Nice job.. :thumbsup:

Really tight on space..


----------



## 8V92TA (Jul 27, 2010)

Holy red cabinets, Batman!

Tight space, nice work. That fire alarm stuff can be tedious.


----------



## Bg fire systms 4life (Jun 18, 2011)

Looks good for a tight space. When I'm in that situation we use 3/4 rigid with bushings, custom cut and threads, sometimes purchased in different sizes for space adaptability and to conserve wall room. This allows us to space panels tight. We make custom holes In panels inorder to not use another panel as a pull through point.

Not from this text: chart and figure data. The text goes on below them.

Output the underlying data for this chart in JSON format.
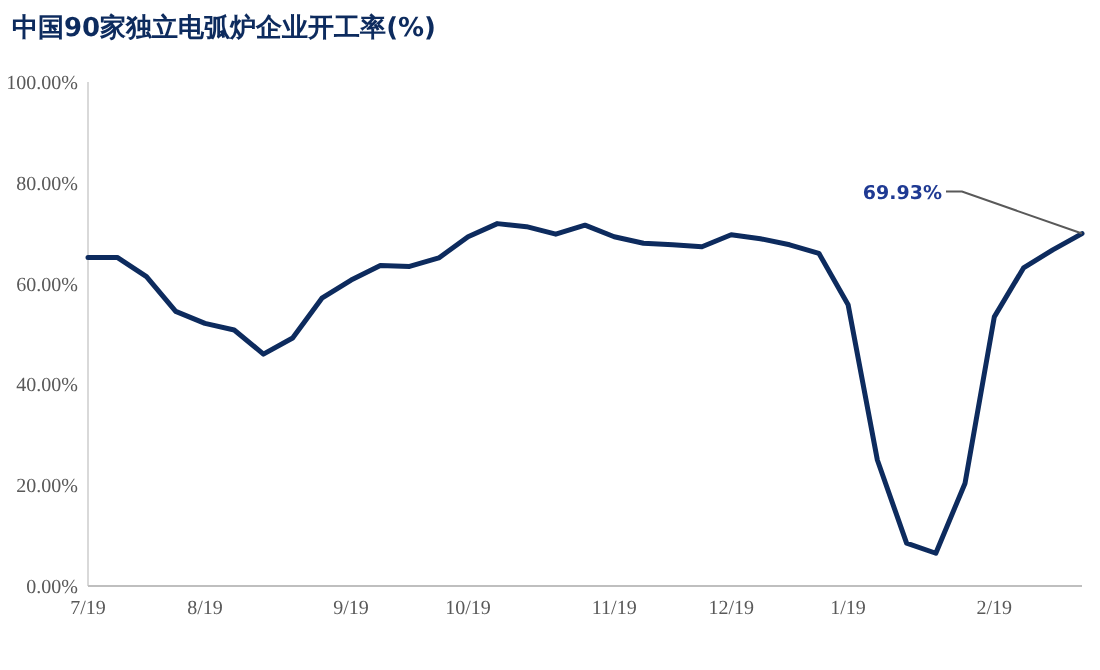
{
  "chart_data": {
    "type": "line",
    "title": "中国90家独立电弧炉企业开工率(%)",
    "categories": [
      "7/19",
      null,
      null,
      null,
      "8/19",
      null,
      null,
      null,
      null,
      "9/19",
      null,
      null,
      null,
      "10/19",
      null,
      null,
      null,
      null,
      "11/19",
      null,
      null,
      null,
      "12/19",
      null,
      null,
      null,
      "1/19",
      null,
      null,
      null,
      null,
      "2/19",
      null,
      null,
      null
    ],
    "series": [
      {
        "color": "#0d2b5e",
        "values": [
          65.2,
          65.2,
          61.4,
          54.5,
          52.1,
          50.8,
          46.0,
          49.2,
          57.1,
          60.7,
          63.6,
          63.4,
          65.1,
          69.3,
          71.9,
          71.3,
          69.8,
          71.6,
          69.3,
          68.0,
          67.7,
          67.3,
          69.7,
          68.9,
          67.7,
          66.0,
          55.8,
          25.0,
          8.5,
          6.5,
          20.4,
          53.4,
          63.1,
          66.7,
          69.93
        ],
        "value_labels": [
          null,
          null,
          null,
          null,
          null,
          null,
          null,
          null,
          null,
          null,
          null,
          null,
          null,
          null,
          null,
          null,
          null,
          null,
          null,
          null,
          null,
          null,
          null,
          null,
          null,
          null,
          null,
          null,
          null,
          null,
          null,
          null,
          null,
          null,
          "69.93%"
        ]
      }
    ],
    "ylim": [
      0,
      100
    ],
    "yticks": [
      {
        "value": 0,
        "label": "0.00%"
      },
      {
        "value": 20,
        "label": "20.00%"
      },
      {
        "value": 40,
        "label": "40.00%"
      },
      {
        "value": 60,
        "label": "60.00%"
      },
      {
        "value": 80,
        "label": "80.00%"
      },
      {
        "value": 100,
        "label": "100.00%"
      }
    ]
  }
}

I am looking at you emt and some of the lines push your panels away.


----------



## TOOL_5150 (Aug 27, 2007)

What type is that twisted multi-colored wire?


----------



## NacBooster29 (Oct 25, 2010)

The twisted multi colored cable is for the card readers access system that ****e was there. The slang for it is banana cable cause you peel off one color for the rex, one for the mag lock one for the rcard reader and one for the emergency push to exit. Usually I use 2 chase nipples and a rigid coupling between cabinets. The reason I used 3 pieces of emt between the panel and the power supply was beacuse I had to mount the pwr supply on strut to go over existing conduits. In addition to tight wall space I only had 1 day to move the existing setup to make room for this setup. Ideally I have all my boxes line up either top line or , on a vertical line. Space would not permit doing that here. Also I had to maintain 3" of clearance above the battery cabinet because it hinges forward. I have a few other panel pics I'll try to dig up, not all of them have soo many accesory cabinets.


----------